Furthermore, my own experience of the US differs from that of the vast majority of Colombians (or other foreigners for that matter). I did not go to the US escaping economic want. In fact, it's very likely that I would have been financially better off had I stayed in Colombia. I did not follow the path of social mobility propelled by hard manual labor and entrepreneurship that characterizes the epitome of the "American Dream."

Incidentally, I have issues with the very notion of the "American Dream" although it is undeniable that the US has offered millions of people a better livelihood than they could have obtained had they stayed in their birthplaces. That is no small accomplishment. First, I'm not sure the American Dream is entirely American. As far as I know, Australia and Canada (and, in the early 20th Century, Argentina) have been every bit as open and beneficial to migrants as the US, just to name a few. Second, I doubt it works in practice as the myth would have it. The American jails host many children of Hispanic immigrants that instead of moving up the social ladder as their parents hoped, ended up trapped in urban poverty and crime. As you might imagine, I find myself often at political odds with the most representative believers and beneficiaries of the American Dream. Nowhere is this more apparent than with the highly successful Cuban-American community that produces some of the most hardline rightists in the US.

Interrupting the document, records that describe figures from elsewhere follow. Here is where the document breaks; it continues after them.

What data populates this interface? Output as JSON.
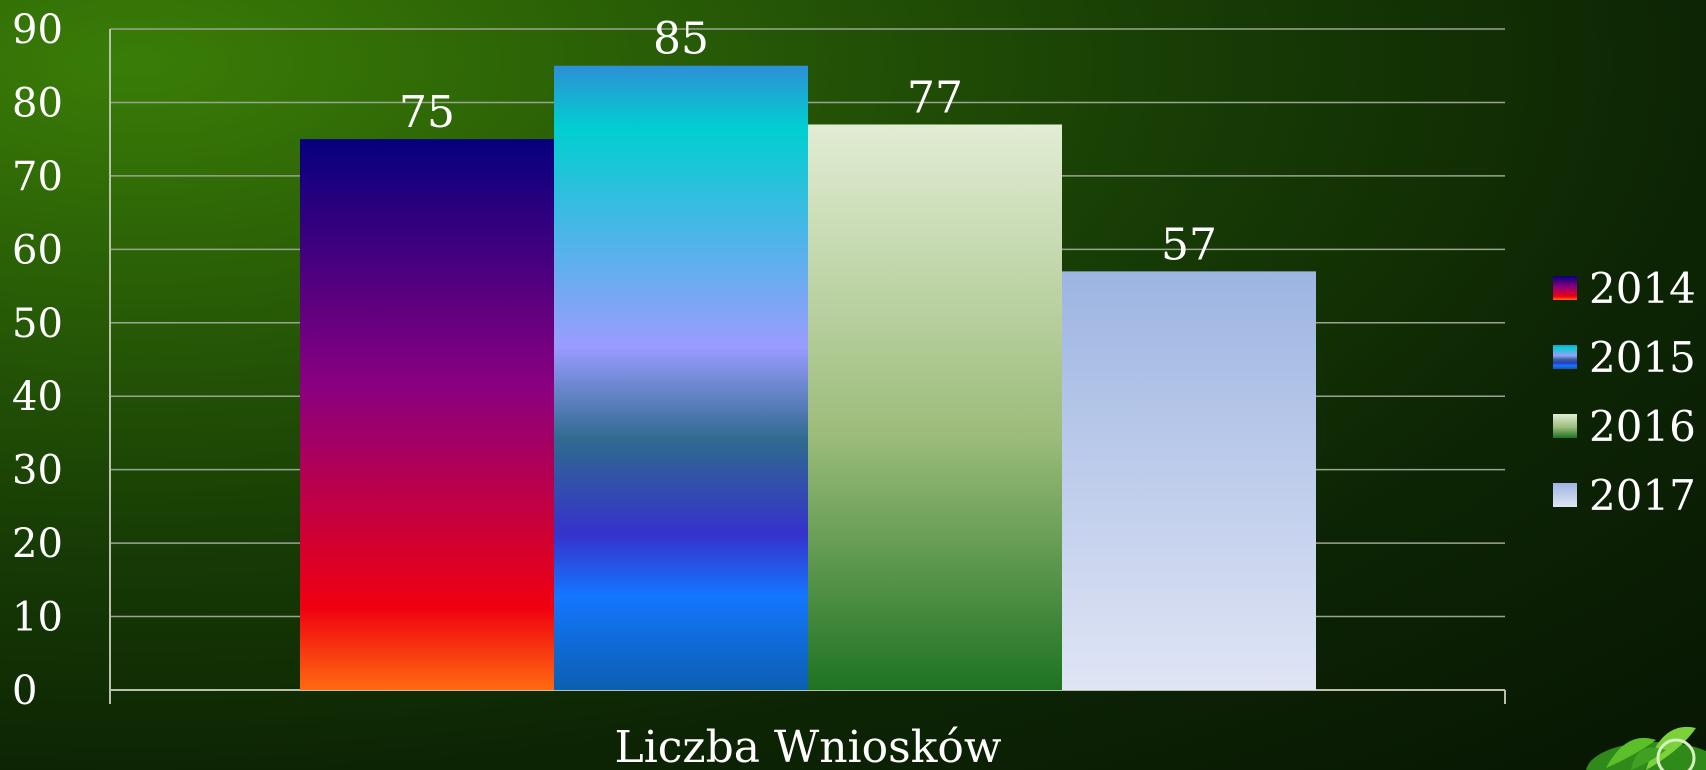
{
  "chart_data": {
    "type": "bar",
    "categories": [
      "Liczba Wniosków"
    ],
    "series": [
      {
        "name": "2014",
        "values": [
          75
        ]
      },
      {
        "name": "2015",
        "values": [
          85
        ]
      },
      {
        "name": "2016",
        "values": [
          77
        ]
      },
      {
        "name": "2017",
        "values": [
          57
        ]
      }
    ],
    "title": "",
    "xlabel": "",
    "ylabel": "",
    "ylim": [
      0,
      90
    ],
    "yticks": [
      0,
      10,
      20,
      30,
      40,
      50,
      60,
      70,
      80,
      90
    ],
    "grid": true,
    "data_labels": true,
    "legend_position": "right",
    "colors": {
      "grid": "#9aa58f",
      "axis": "#b9c1ad",
      "text": "#ffffff"
    },
    "series_gradients": [
      [
        [
          "0%",
          "#05007e"
        ],
        [
          "45%",
          "#8a0080"
        ],
        [
          "85%",
          "#f00010"
        ],
        [
          "100%",
          "#ff6a10"
        ]
      ],
      [
        [
          "0%",
          "#2d8fd6"
        ],
        [
          "10%",
          "#00cfd0"
        ],
        [
          "45%",
          "#9a9cff"
        ],
        [
          "60%",
          "#2f6a8f"
        ],
        [
          "75%",
          "#3632cc"
        ],
        [
          "85%",
          "#1476ff"
        ],
        [
          "100%",
          "#0b5fb0"
        ]
      ],
      [
        [
          "0%",
          "#e2edd4"
        ],
        [
          "55%",
          "#9cbc7b"
        ],
        [
          "100%",
          "#1e7322"
        ]
      ],
      [
        [
          "0%",
          "#9db5e2"
        ],
        [
          "100%",
          "#e0e5f5"
        ]
      ]
    ]
  },
  "decoration": {
    "icon": "leaf-icon"
  }
}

I belong to a different kind of migrant, one that is relatively recent in the history of the US: the type of migrant that comes in search of high culture and learning. No matter how much this segment has grown over time, it remains a tiny fraction of the total immigration the US receives. Even within the group of immigrants that arrive to the US in pursuit of higher education, people like me ought to be distinguished from those who obtain degrees in, say, IT and go on to join the American productive apparatus. (I'm a beneficiary of the confusion this generates. As a university professor of social sciences, I was eligible for a fast-track to permanent residence that was obviously designed to speed up the process for technologists.)

In short, my tribute to the US, for what it's worth, is the tribute of someone that arrived to it in rather unusual circumstances and spent all its time in unusual places (research universities). With any luck, I can pull off something here that, while straying from the well-known path, can still illuminate some aspects of American life.